Bislang vier Ermittlungsverfahren sind der Antwort zufolge gegen Autofahrerinnen und Autofahrer eingeleitet worden. Zu einer Anklage oder der Beantragung eines Strafbefehls sei es allerdings noch nicht gekommen. Eines der Verfahren habe man bereits eingestellt. Im Zusammenhang mit Straftaten der Aktivistinnen und Aktivisten selbst wurde zuletzt von insgesamt 2700 Anzeigen berichtet.

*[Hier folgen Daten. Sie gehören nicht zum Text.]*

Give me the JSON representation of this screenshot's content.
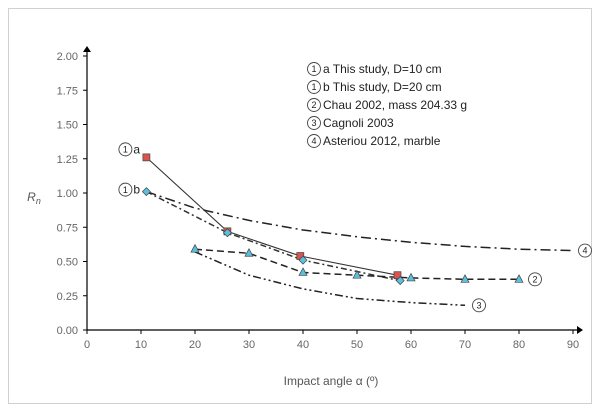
{
  "chart_data": {
    "type": "line",
    "xlabel": "Impact angle α (º)",
    "ylabel_main": "R",
    "ylabel_sub": "n",
    "xlim": [
      0,
      90
    ],
    "ylim": [
      0,
      2.0
    ],
    "x_ticks": [
      "0",
      "10",
      "20",
      "30",
      "40",
      "50",
      "60",
      "70",
      "80",
      "90"
    ],
    "y_ticks": [
      "0.00",
      "0.25",
      "0.50",
      "0.75",
      "1.00",
      "1.25",
      "1.50",
      "1.75",
      "2.00"
    ],
    "grid": false,
    "legend_position": "top-right",
    "series": [
      {
        "name": "a This study, D=10 cm",
        "marker_number": "1",
        "end_label": "a",
        "line_style": "solid",
        "color": "#333333",
        "marker": "square",
        "marker_color": "#d9534f",
        "x": [
          11,
          26,
          39.5,
          57.5
        ],
        "y": [
          1.26,
          0.72,
          0.54,
          0.4
        ]
      },
      {
        "name": "b This study, D=20 cm",
        "marker_number": "1",
        "end_label": "b",
        "line_style": "dashdot-fine",
        "color": "#333333",
        "marker": "diamond",
        "marker_color": "#5bc0de",
        "x": [
          11,
          26,
          40,
          58
        ],
        "y": [
          1.01,
          0.71,
          0.51,
          0.36
        ]
      },
      {
        "name": "Chau 2002, mass 204.33 g",
        "marker_number": "2",
        "line_style": "dashed",
        "color": "#222222",
        "marker": "triangle",
        "marker_color": "#5bc0de",
        "x": [
          20,
          30,
          40,
          50,
          60,
          70,
          80
        ],
        "y": [
          0.59,
          0.56,
          0.42,
          0.4,
          0.38,
          0.37,
          0.37
        ]
      },
      {
        "name": "Cagnoli 2003",
        "marker_number": "3",
        "line_style": "dashdotdot",
        "color": "#222222",
        "marker": "none",
        "x": [
          20,
          30,
          40,
          50,
          60,
          70
        ],
        "y": [
          0.57,
          0.4,
          0.3,
          0.23,
          0.2,
          0.18
        ]
      },
      {
        "name": "Asteriou 2012, marble",
        "marker_number": "4",
        "line_style": "dashdot",
        "color": "#222222",
        "marker": "none",
        "x": [
          11,
          20,
          30,
          40,
          50,
          60,
          70,
          80,
          90
        ],
        "y": [
          1.01,
          0.89,
          0.8,
          0.73,
          0.68,
          0.64,
          0.61,
          0.59,
          0.58
        ]
      }
    ]
  }
}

»Natürlich haben wir es hier mit deutlich weniger Fällen zu tun, aber trotzdem muss die Gleichheit vor dem Recht gelten«, sagt Franco. Es stelle sich auch die Frage, inwiefern Übergriffe von Seiten der Autofahrerinnen und Autofahrer zur Anzeige gebracht würden. »Wenn die Polizei vor Ort ist, muss sie einschreiten. Ich habe schon oft gesehen, dass ermahnende Gespräche geführt werden, wenn jemand beispielsweise beleidigend wird.«

Kritik übt Franco nicht zuletzt an Innensenatorin Iris Spranger (SPD) und deren Umgang mit dem bisweilen aggressiven Auftreten der Blockierten. Im Abgeordnetenhaus habe er sich bereits nach dem Vorfall am Sachsendamm bei Spranger nach Straftaten von Seiten der Autofahrenden erkundigt. »Die Innensenatorin hat Verständnis für die Übergriffe gezeigt und lieber betont, dass die Geduld der Berlinerinnen und Berliner am Ende sei«, sagt der Grünen-Politiker. Erst dann habe die Innensenatorin darum gebeten, den Behörden zu vertrauen und auf »Selbstjustiz« zu verzichten. Eine deutliche Distanzierung von der Gewalt Autofahrender scheine ihr schwerzufallen.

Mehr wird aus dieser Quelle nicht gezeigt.